How to compute the energy needed to compress the water isothermally?

[WMDhamnekar]

Hi,
Answer given is $E_n=29.4 Joules$ Here is the question.

Answer provided by the Chemistry math expert/Professor is as follows but it is different from the answer given. How is that?

Compressibility is the fractional change in volume per unit increase in pressure. For each atmosphere increase in pressure, the volume of water would decrease 46.4 parts per million.
I'll pick a shape for the device, calculate distance traveled and force required, and use $work = force \times distance.$
with 100 atm, volume would decrease by 4640 PPM or by a factor of 0.00464

10 kg of water is about 10 liters or $0.01 m^3$

$100 atm = 1.013e7 Pa$ or $1.013e7 N/m^2$
assume a cube shape, height is $\sqrt[3]{0.01 m^3} = 0.2154435 m$ and base area is$ 0.0464159 m^2$ (coincidence that "464" appears as two different values)
force on piston is $1.013e7 N/m^2 \times 0.0464 m^2 = 470000 N$
that change in volume causes what change in height

new volume $= 0.01 m^3 – 0.01 m^3(0.00464) = 0.00995 m^3$

which has a height of $\frac{0.00995 m^3}{0.0464159 m^2} = 0.2143663 ,$

change is 0.2154435 – 0.2143663 = 0.00108 m
energy = Fd = (470000 N)(0.00108 m) = 506 JIs temperature of water $20^\circ C$ to be considered?

 

[I like Serena]

Answer given is $E_n=29.4 Joules$ Here is the question.
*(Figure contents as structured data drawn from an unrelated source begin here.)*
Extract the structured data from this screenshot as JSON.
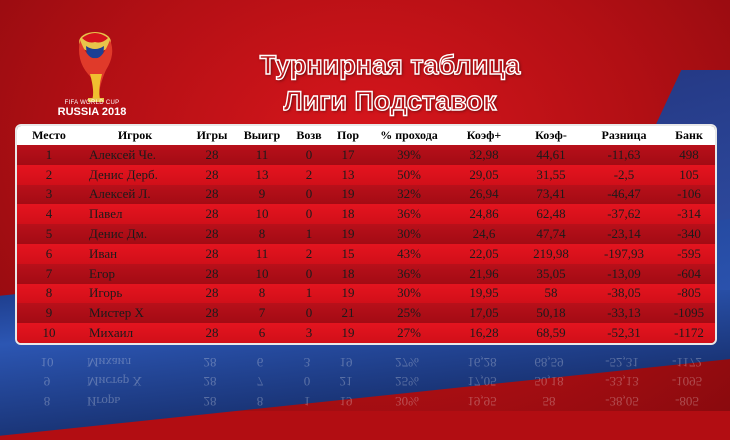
{
  "logo": {
    "line1": "FIFA WORLD CUP",
    "line2": "RUSSIA 2018"
  },
  "title": {
    "line1": "Турнирная таблица",
    "line2": "Лиги Подставок"
  },
  "table": {
    "headers": [
      "Место",
      "Игрок",
      "Игры",
      "Выигр",
      "Возв",
      "Пор",
      "% прохода",
      "Коэф+",
      "Коэф-",
      "Разница",
      "Банк"
    ],
    "rows": [
      [
        "1",
        "Алексей Че.",
        "28",
        "11",
        "0",
        "17",
        "39%",
        "32,98",
        "44,61",
        "-11,63",
        "498"
      ],
      [
        "2",
        "Денис Дерб.",
        "28",
        "13",
        "2",
        "13",
        "50%",
        "29,05",
        "31,55",
        "-2,5",
        "105"
      ],
      [
        "3",
        "Алексей Л.",
        "28",
        "9",
        "0",
        "19",
        "32%",
        "26,94",
        "73,41",
        "-46,47",
        "-106"
      ],
      [
        "4",
        "Павел",
        "28",
        "10",
        "0",
        "18",
        "36%",
        "24,86",
        "62,48",
        "-37,62",
        "-314"
      ],
      [
        "5",
        "Денис Дм.",
        "28",
        "8",
        "1",
        "19",
        "30%",
        "24,6",
        "47,74",
        "-23,14",
        "-340"
      ],
      [
        "6",
        "Иван",
        "28",
        "11",
        "2",
        "15",
        "43%",
        "22,05",
        "219,98",
        "-197,93",
        "-595"
      ],
      [
        "7",
        "Егор",
        "28",
        "10",
        "0",
        "18",
        "36%",
        "21,96",
        "35,05",
        "-13,09",
        "-604"
      ],
      [
        "8",
        "Игорь",
        "28",
        "8",
        "1",
        "19",
        "30%",
        "19,95",
        "58",
        "-38,05",
        "-805"
      ],
      [
        "9",
        "Мистер Х",
        "28",
        "7",
        "0",
        "21",
        "25%",
        "17,05",
        "50,18",
        "-33,13",
        "-1095"
      ],
      [
        "10",
        "Михаил",
        "28",
        "6",
        "3",
        "19",
        "27%",
        "16,28",
        "68,59",
        "-52,31",
        "-1172"
      ]
    ]
  },
  "colors": {
    "background_red": "#b20d12",
    "row_dark": "#a40b14",
    "row_light": "#d10f19",
    "band_blue": "#2c56b3"
  }
}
Answer provided by the Chemistry math expert/Professor is as follows but it is different from the answer given. How is that?
(snip)
force on piston is $1.013e7 N/m^2 \times 0.0464 m^2 = 470000 N$
that change in volume causes what change in height
new volume $= 0.01 m^3 – 0.01 m^3(0.00464) = 0.00995 m^3$
which has a height of $\frac{0.00995 m^3}{0.0464159 m^2} = 0.2143663 ,$
change is 0.2154435 – 0.2143663 = 0.00108 m

energy = Fd = (470000 N)(0.00108 m) = 506 J

Your expert's answer assumes that the force/pressure is constant at 100 atmosphere, but that is not the case.
Instead it will build up from 1 atmosphere up to 100 atmosphere.
So we can expect the actual answer to be about half of that $506\,J$, which is really an upper estimate.

I found $229\,J$ myself while taking the changing pressure into account with Calculus, which is indeed in the neighborhood of half of that $506\,J$.
Either way, it looks as if the answer of $29.4\,J$ is not correct.

Is temperature of water $20^\circ C$ to be considered?

We take the coefficient of isothermal compressibility of water at $20^\circ C$.
Wikipedia mentions that it is $4.4$ to $5.1×10^{-10}\, Pa^{-1}$ in ordinary conditions.
Close enough to that 46.4 parts per million that you mentioned.